His raincoat was buttoned to his neck, the collar flat on his shoulders. He had combed his grey hair recently; the tooth grooves were visible. Before going to work he would rinse his metal comb under the kitchen tap and smartly make a straight side parting, flattening it with his palm. He would pass it to Michael. Michael’s hair would not obey the comb. Her dad never used Brylcreem; he said his clients would not trust him. She was a girl so she didn’t join in.
Mary could not see her father’s eyes behind his wire-framed spectacles, the lenses flashed in the kitchen light and it was herself she saw, worn and weary. Time had passed and Michael had been dead longer than he had been alive.
‘She didn’t mean to do it,’ she had said that last time, meaning to comfort.
‘Of course she did. She was evil. She never atoned for her crimes, or helped that kiddie’s mother. She never put her out of her misery. Now she will die never knowing the truth about her son. Hindley only cared about being released. She didn’t atone.’
‘Dad—’
‘We changed your name because of her. Myra was my mother’s name.’ He put his briefcase down. ‘She destroyed families. She destroyed our family.’
‘You never told me why.’ There, she had said it. He wasn’t listening. She had thought she had done something wrong. Mary. She had hated the name, but now it hardly mattered. Names, like people, came and went. She found she could change her name at the drop of a hat. She picked up the kettle; her mother had filled it. She switched it on.
Next to the saucer for spent tea bags was a scrap of paper. She unfolded it. The writing was her mother’s. She could only make out a ‘10/11’, which might be a date. The tenth of November.

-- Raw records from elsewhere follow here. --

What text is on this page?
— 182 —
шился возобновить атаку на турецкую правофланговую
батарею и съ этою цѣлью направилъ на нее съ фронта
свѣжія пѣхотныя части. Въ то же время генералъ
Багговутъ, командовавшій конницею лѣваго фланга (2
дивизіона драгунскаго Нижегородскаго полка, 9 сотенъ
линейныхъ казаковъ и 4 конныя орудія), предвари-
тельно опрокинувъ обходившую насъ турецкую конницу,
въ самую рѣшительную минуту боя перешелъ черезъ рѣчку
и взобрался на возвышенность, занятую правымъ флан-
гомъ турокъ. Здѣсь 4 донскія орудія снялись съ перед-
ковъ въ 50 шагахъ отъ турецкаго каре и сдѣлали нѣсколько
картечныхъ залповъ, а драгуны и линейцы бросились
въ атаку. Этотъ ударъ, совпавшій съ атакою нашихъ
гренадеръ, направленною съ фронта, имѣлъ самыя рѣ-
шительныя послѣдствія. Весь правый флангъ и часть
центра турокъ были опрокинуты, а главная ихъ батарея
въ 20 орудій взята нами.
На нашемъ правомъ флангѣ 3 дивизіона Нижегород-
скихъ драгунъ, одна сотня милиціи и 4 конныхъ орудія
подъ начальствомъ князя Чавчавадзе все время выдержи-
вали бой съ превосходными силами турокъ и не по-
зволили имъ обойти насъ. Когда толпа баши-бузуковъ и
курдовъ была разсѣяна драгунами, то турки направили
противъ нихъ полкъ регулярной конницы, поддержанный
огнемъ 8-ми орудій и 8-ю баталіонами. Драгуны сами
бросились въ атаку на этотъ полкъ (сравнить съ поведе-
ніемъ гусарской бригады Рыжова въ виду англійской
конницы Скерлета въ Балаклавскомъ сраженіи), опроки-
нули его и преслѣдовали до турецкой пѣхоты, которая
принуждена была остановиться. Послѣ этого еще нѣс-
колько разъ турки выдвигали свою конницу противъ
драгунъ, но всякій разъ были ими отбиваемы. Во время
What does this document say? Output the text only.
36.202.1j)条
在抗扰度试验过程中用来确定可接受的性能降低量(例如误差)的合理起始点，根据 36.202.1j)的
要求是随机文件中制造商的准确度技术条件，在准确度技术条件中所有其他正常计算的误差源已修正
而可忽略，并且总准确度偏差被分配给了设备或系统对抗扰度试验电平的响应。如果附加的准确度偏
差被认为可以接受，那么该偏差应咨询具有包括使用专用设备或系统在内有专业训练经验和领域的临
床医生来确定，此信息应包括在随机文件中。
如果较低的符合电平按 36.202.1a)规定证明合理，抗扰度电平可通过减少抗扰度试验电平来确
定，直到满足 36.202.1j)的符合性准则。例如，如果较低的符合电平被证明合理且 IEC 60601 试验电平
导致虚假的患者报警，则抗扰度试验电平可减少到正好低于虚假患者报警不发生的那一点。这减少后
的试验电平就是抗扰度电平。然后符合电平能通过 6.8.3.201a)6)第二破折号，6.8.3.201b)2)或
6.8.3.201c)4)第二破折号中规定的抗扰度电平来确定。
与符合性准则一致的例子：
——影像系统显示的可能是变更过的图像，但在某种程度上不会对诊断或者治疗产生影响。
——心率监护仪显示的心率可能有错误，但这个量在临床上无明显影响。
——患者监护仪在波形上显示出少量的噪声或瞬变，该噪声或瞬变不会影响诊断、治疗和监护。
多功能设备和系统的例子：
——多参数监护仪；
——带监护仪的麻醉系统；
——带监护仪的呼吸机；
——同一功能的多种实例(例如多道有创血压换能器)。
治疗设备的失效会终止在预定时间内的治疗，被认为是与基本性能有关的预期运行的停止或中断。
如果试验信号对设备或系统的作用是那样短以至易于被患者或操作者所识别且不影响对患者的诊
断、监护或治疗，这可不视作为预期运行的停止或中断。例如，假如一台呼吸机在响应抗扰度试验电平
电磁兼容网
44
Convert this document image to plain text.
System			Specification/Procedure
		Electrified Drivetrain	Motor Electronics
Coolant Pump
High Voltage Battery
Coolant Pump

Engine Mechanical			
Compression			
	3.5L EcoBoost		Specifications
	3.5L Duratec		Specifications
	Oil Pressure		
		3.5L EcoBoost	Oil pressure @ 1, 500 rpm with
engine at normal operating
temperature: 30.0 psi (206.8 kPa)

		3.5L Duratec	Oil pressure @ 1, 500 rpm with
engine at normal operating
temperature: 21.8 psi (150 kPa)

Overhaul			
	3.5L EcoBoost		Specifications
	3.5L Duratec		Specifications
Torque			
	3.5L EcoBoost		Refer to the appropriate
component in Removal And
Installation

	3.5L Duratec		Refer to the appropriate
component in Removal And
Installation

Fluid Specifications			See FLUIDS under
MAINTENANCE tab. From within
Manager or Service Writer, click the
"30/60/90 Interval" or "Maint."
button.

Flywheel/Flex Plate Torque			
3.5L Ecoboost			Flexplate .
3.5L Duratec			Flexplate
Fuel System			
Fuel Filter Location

She knew that date, the pushy woman from the paper was on at her about that. ‘Do you know what this is?’ she said without thinking.
He snatched it off her and tossed it in the swing bin.
‘Dad, I don’t think you should…’ It was the nearest thing they had to a suicide note.
‘It’s rubbish.’
She could retrieve it later. She lifted down the Brooke Bond tea caddy from the cupboard. She would rather have a gin and tonic. ‘Have you been to the lounge?’ To some this would be a needless question. If he had been to the lounge he would have found her mother and his shock would say it all. Not her father – his feelings came out in other ways.
‘Dad, come and sit down, I’ll get you a cuppa.’ She unbuttoned his coat and lifted it from his shoulders. ‘There’s some people coming. I have bad news.’
‘Nothing can be bad with her dead and gone. What’s for tea?’
The bell was shrill and insistent. Like the day when the police came to tell Bob and Jean Thornton that their favourite child was dead.
This time it was the woman her parents called Mary who answered the door.